Cazoo’s model, plus a 90-day warranty, a seven-day money back guarantee and no haggling, proved attractive for locked down customers with little choice amid the pandemic.

Now, however, it seems the chance to take a motor for a spin before signing on the dotted line is too tempting.

Mark Raban, chief executive of Lookers, the UK’s second-biggest dealer, says: “Some people will buy a car entirely online but it’s one of the biggest purchases most people make so it’s no surprise that it’s still the preference for the vast majority to visit a dealership to kick the tyres and go for a test drive – and that’s not going away.”

Meanwhile, Robert Forrester, chief executive of Vertu Motors, has said only 900 of its 89,000 used car sales were made completely online last year.

Vertu set up online buying in 2017 and has been quickly followed by most other rivals, says Ian McMahon, a partner at UHY Hacker Young who has been advising car dealerships for more than 20 years.

“Everybody can do it,” he says, “All they've had to do then is invest in the online platforms, upgrade what they do so that it can be done with a click of a button rather than a swipe of a pen.
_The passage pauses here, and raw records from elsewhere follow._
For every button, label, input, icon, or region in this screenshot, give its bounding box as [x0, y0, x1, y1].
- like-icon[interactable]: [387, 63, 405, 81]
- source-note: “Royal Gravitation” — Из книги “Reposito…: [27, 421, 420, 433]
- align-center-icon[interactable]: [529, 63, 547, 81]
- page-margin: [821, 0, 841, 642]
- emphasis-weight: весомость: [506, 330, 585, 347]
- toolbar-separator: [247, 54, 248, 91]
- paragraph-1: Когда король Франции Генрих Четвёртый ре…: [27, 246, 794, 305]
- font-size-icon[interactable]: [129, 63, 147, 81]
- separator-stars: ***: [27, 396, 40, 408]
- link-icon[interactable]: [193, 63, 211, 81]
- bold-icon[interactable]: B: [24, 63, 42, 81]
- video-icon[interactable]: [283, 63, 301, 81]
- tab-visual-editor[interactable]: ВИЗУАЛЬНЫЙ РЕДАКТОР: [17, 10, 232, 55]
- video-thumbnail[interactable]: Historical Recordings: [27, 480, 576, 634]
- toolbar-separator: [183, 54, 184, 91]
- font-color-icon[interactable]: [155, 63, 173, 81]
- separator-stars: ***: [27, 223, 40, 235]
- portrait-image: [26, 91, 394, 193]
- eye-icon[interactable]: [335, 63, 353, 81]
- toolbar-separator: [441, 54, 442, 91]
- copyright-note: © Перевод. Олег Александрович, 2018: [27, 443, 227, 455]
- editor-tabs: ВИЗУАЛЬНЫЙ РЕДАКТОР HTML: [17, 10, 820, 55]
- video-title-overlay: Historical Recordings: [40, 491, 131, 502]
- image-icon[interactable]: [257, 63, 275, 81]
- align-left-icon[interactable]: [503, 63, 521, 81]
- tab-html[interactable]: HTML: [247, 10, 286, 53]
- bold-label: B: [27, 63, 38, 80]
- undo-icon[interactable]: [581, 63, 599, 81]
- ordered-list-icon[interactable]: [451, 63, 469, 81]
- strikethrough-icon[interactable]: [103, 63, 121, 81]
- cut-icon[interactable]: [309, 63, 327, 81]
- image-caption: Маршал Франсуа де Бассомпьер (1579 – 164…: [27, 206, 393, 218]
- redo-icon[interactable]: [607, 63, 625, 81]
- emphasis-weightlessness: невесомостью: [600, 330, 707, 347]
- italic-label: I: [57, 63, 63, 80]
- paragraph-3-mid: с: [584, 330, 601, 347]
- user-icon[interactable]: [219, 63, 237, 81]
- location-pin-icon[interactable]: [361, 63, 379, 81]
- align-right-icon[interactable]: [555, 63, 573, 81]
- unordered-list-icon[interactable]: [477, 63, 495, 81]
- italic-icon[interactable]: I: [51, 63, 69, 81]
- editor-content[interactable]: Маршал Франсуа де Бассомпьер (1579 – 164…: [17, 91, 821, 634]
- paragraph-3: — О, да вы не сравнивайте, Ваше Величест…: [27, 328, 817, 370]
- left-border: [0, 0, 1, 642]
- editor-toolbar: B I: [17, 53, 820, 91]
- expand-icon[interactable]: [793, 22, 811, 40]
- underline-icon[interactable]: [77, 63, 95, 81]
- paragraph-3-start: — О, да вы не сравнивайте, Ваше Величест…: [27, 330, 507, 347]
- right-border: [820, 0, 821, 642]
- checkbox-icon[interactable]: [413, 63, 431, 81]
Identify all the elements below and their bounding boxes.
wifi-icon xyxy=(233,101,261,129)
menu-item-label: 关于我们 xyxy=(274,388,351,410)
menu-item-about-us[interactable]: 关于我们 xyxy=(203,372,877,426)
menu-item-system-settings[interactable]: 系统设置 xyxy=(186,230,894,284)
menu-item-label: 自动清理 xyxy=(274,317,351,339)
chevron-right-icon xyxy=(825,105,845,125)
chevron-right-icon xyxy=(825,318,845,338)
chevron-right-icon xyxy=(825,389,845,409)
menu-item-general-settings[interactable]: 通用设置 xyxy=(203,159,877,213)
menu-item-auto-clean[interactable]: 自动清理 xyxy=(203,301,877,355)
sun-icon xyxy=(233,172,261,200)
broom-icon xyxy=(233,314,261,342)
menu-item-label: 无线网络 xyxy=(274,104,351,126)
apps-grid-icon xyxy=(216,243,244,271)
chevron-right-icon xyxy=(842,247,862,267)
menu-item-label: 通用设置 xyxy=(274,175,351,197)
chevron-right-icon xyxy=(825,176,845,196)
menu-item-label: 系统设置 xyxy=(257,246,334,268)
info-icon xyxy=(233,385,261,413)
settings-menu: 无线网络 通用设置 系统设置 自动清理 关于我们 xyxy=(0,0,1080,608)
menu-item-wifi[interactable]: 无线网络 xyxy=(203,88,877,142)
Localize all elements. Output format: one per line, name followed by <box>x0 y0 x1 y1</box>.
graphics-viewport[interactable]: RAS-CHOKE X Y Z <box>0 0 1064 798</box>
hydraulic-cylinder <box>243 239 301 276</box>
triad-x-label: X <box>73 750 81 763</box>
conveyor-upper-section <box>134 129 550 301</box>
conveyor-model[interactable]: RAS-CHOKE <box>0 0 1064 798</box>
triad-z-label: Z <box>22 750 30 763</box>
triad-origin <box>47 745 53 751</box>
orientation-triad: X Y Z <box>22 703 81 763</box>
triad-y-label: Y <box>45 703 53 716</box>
And then they’ve pretty much got what Cazoo launched with.”

As car dealers caught up, McMahon argues Cazoo may have lost its edge.

Chesterman, who declined to comment for this story, has previously resisted this argument, pointing to growing sales.

When it listed in the US through a so-called special purpose acquisitions vehicle (Spac) last year, Cazoo raised $1bn to value it at $8bn (£6.4bn). Since then it has lost almost 90pc of its value since, with a current market valuation of $877m.

Those close to the company point to the general slowdown in tech stocks. New York’s Nasdaq index has shed 24pc of its value since the start of the year.

But at the same time, large rivals including Lookers and Pendragon have gained in value.

Most of these big British dealers sell both new and used cars. Not only does it mean a friendly relationship with car manufacturers, it provides a steady stream of used vehicles that Cazoo does not have as customers return purchases to be resold.

Larger chains will also often offer servicing and repairs, a useful buffer and much needed by the 68pc of Britons who travel to work by car. Without that, Cazoo looks like a “one trick pony” says McMahon.

Chesterman has shown a flair for timing before, bagging £20m when LoveFilm was sold before physical DVDs slipped into terminal decline. His rivals grudgingly refuse to write him off and he remains bullish.

In delivering a cost cutting plan last week, Chesterman told investors: “This economic shakeup will separate the ultimate winners from the rest of the pack.”